Régime végétalien impossible à grande échelle

M. Liebe a déclaré qu’un régime végétalien actuel pouvait répondre aux besoins nutritionnels d’un individu, mais qu’il était impossible de le faire pour l’ensemble de la population américaine.

«La mise en garde importante est que notre recherche essayait de s’étendre à l’ensemble des États-Unis afin de nourrir toute la population américaine», a-t-il déclaré.

«Un régime végétalien actuel répond à vos besoins en éléments nutritifs. Je ne dis pas qu’il ne le fait pas, mais il est impossible de modifier la totalité de la population américaine à l’heure actuelle de la même manière que nous cultivons.»

«S’il existait un moyen de le produire (un régime végétalien) à faible coût en carbone, alors cela fonctionnerait en théorie, mais cela ne fonctionne tout simplement pas à grande échelle.»

M. Liebe a déclaré que supprimer les animaux de l’agriculture et répondre aux besoins nutritionnels de tous signifierait que les gens devraient consommer 85% de céréales dans leur régime alimentaire, principalement sous forme de farine de maïs et de soja.

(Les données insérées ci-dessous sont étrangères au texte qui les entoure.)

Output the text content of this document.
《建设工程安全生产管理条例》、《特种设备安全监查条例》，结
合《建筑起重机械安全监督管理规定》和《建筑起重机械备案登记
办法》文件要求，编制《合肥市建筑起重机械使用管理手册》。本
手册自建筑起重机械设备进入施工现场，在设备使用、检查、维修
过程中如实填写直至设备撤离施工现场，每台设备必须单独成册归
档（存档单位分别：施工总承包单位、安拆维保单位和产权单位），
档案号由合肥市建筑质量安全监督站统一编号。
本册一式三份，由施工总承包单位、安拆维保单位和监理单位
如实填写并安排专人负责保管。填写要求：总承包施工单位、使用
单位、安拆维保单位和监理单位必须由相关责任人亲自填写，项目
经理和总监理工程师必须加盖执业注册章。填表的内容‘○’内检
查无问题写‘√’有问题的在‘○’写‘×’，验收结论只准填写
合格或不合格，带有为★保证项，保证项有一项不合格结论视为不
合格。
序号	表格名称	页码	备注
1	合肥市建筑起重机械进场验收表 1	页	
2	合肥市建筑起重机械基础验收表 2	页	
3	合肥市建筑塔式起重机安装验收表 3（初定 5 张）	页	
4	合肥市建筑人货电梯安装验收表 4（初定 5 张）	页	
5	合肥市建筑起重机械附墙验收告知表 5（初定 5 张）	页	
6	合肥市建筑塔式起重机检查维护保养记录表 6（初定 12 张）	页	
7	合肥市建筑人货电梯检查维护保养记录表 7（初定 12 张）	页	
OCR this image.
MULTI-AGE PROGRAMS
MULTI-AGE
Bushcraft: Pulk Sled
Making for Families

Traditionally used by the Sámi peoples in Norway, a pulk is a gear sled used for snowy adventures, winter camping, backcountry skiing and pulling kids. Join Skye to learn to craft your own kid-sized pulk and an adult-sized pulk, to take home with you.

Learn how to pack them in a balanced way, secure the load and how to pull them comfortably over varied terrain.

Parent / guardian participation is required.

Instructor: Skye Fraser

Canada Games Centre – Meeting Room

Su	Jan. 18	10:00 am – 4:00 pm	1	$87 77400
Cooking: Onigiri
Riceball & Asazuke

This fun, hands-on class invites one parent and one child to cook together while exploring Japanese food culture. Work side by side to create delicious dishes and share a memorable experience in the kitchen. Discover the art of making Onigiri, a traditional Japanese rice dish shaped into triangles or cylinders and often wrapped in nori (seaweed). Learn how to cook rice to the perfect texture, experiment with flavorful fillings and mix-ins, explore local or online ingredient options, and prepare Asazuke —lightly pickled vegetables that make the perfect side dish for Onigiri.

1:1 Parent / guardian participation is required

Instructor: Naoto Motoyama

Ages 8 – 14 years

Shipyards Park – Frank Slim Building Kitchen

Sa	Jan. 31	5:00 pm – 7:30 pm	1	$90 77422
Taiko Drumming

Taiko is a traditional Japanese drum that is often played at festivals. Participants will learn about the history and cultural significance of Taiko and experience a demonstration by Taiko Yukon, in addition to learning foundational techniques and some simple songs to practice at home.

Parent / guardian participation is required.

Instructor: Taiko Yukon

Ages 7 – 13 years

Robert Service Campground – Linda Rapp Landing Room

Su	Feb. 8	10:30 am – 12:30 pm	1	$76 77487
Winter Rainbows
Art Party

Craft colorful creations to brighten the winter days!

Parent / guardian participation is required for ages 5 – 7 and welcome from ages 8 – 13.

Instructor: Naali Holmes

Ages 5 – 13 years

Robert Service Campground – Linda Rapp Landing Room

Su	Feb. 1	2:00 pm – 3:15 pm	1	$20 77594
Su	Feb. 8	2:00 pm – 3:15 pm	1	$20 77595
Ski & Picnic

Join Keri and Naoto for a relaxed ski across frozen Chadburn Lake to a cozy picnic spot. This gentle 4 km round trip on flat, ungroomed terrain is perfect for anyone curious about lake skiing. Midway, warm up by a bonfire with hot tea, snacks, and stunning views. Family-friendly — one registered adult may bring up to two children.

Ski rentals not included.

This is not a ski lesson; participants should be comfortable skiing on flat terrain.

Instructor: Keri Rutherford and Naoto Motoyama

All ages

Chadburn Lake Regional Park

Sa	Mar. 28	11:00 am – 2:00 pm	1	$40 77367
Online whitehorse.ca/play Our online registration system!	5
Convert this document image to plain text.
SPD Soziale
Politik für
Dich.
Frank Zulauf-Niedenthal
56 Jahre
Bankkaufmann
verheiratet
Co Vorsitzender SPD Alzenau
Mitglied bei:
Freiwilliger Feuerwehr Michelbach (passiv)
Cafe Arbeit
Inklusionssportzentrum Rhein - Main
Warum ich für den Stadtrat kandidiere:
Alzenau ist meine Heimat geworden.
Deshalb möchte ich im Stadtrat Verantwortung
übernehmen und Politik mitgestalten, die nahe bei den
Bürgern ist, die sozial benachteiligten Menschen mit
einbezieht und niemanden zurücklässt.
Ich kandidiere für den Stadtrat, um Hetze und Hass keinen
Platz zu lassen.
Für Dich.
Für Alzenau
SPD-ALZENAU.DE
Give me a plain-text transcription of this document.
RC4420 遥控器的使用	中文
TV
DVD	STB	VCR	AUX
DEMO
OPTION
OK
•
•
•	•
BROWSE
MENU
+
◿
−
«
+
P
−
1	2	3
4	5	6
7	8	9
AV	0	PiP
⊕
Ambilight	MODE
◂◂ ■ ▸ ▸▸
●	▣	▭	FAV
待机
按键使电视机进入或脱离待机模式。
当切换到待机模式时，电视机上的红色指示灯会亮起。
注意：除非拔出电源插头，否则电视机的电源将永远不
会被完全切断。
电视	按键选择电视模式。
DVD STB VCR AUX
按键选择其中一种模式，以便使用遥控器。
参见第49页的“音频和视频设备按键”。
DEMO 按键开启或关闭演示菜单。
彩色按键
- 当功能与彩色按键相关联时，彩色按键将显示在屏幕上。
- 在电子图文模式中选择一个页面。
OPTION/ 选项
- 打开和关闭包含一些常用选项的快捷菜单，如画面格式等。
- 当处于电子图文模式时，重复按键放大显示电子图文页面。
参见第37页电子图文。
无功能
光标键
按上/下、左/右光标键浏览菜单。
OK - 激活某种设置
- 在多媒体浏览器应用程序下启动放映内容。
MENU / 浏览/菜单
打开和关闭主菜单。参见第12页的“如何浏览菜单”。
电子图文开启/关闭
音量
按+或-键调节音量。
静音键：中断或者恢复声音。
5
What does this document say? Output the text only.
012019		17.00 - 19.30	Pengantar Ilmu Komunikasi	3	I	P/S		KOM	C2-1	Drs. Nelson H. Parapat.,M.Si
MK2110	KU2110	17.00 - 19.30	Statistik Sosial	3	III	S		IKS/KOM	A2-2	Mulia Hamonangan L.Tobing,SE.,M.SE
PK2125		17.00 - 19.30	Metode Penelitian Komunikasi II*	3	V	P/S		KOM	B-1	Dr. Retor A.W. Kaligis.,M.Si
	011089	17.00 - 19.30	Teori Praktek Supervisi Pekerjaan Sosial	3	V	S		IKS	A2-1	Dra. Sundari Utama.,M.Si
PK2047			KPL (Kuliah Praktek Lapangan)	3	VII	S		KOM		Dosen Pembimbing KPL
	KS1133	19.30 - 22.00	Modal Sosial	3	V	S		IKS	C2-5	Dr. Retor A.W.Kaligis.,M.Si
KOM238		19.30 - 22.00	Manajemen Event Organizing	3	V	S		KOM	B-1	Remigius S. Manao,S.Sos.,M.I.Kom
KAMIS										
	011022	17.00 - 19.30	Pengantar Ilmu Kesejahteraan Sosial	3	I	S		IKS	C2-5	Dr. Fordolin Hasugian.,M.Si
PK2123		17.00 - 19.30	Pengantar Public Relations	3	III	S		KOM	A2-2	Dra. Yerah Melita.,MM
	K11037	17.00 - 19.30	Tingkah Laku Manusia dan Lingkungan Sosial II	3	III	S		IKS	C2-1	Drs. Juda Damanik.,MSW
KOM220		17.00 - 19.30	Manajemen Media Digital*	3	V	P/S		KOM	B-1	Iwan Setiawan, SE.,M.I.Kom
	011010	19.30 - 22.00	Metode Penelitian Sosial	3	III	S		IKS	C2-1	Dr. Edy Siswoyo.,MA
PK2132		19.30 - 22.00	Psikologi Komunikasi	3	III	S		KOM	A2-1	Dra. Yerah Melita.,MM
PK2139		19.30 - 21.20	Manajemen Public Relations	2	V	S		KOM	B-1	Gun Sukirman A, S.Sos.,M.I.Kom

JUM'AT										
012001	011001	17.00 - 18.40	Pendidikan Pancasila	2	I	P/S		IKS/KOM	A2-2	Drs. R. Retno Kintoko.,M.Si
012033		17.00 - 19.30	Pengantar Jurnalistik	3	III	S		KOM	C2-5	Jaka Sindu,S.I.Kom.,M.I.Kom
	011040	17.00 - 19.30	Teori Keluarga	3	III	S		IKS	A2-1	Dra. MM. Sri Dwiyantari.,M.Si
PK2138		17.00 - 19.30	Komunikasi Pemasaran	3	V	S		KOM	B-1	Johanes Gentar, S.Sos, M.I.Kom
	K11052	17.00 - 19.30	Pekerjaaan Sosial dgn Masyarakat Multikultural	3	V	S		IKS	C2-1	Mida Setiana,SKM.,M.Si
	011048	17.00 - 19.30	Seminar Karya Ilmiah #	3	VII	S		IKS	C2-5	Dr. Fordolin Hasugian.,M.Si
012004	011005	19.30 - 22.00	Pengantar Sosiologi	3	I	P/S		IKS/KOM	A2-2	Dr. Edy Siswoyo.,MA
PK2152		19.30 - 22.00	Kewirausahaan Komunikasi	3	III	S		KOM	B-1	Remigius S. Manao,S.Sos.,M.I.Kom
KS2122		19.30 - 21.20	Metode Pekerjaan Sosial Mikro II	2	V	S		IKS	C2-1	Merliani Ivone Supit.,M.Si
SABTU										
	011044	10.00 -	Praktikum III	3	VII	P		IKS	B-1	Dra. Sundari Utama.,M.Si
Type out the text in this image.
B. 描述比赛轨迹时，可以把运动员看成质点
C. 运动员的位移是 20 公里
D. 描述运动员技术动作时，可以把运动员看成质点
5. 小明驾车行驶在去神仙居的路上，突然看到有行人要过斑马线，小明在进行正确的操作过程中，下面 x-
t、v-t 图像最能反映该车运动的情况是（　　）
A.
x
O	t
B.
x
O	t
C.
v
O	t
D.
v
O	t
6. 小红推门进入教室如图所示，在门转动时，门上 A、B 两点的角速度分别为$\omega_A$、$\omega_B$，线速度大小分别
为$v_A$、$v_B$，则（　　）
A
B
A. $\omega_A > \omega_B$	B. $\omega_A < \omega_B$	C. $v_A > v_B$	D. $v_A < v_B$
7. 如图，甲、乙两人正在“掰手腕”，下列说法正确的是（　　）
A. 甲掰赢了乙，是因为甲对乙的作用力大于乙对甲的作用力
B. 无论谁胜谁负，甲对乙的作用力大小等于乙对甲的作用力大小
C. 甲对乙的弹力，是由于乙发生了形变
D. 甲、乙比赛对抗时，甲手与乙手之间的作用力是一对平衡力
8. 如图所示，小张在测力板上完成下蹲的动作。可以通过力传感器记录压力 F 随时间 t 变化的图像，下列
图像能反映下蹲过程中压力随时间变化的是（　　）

Cela représente une consommation de matière sèche d’environ 1,2 kg par personne, soit environ trois à presque trois à quatre fois plus de matière sèche par jour (que notre régime alimentaire actuel).

«Donc, si nous n’avions pas d’animaux dans notre système et si nous voulions avoir un régime totalement exempt d’animaux que nous mangerions toute la journée, nous consommerions constamment de la nourriture pour essayer de répondre à cette exigence.»

«Et il ne faut même pas mentionner le fait qu’un régime presque aussi riche en concentré serait presque impossible à manger en général, car il serait très sec et n’aurait presque aucune saveur.»

«Donc, cela souligne le fait que ce régime est complètement déraisonnable en soi.»

M. Liebe a déclaré que les chercheurs ont compris que pour répondre aux besoins nutritionnels de la plupart des gens, il faudrait en réalité consommer davantage d’animaux.

«Ils sont une si bonne source de ces nutriments que nous avons du mal à manger dans le régime américain, il nous faut donc consommer plus d’animaux pour répondre aux besoins nutritionnels de ces micronutriments spécifiques.»

Une augmentation de la proportion de fruits et légumes cultivés augmenterait la production de certains éléments nutritifs mais, comme elle était plus intensive en carbone, le compromis serait une augmentation des émissions de gaz à effet de serre.

«Cultiver plus de fruits et légumes répondrait à plus de besoins en éléments nutritifs, mais au prix d’une augmentation de nos émissions de gaz à effet de serre», a-t-il déclaré.

«Donc, si nous supprimions tous les animaux et déposions des fruits et des légumes sur cette terre, nous serions en fait dans le pire état d’aujourd’hui en ce qui concerne les émissions de gaz à effet de serre. C’est donc un compromis que vous devez prendre en compte.»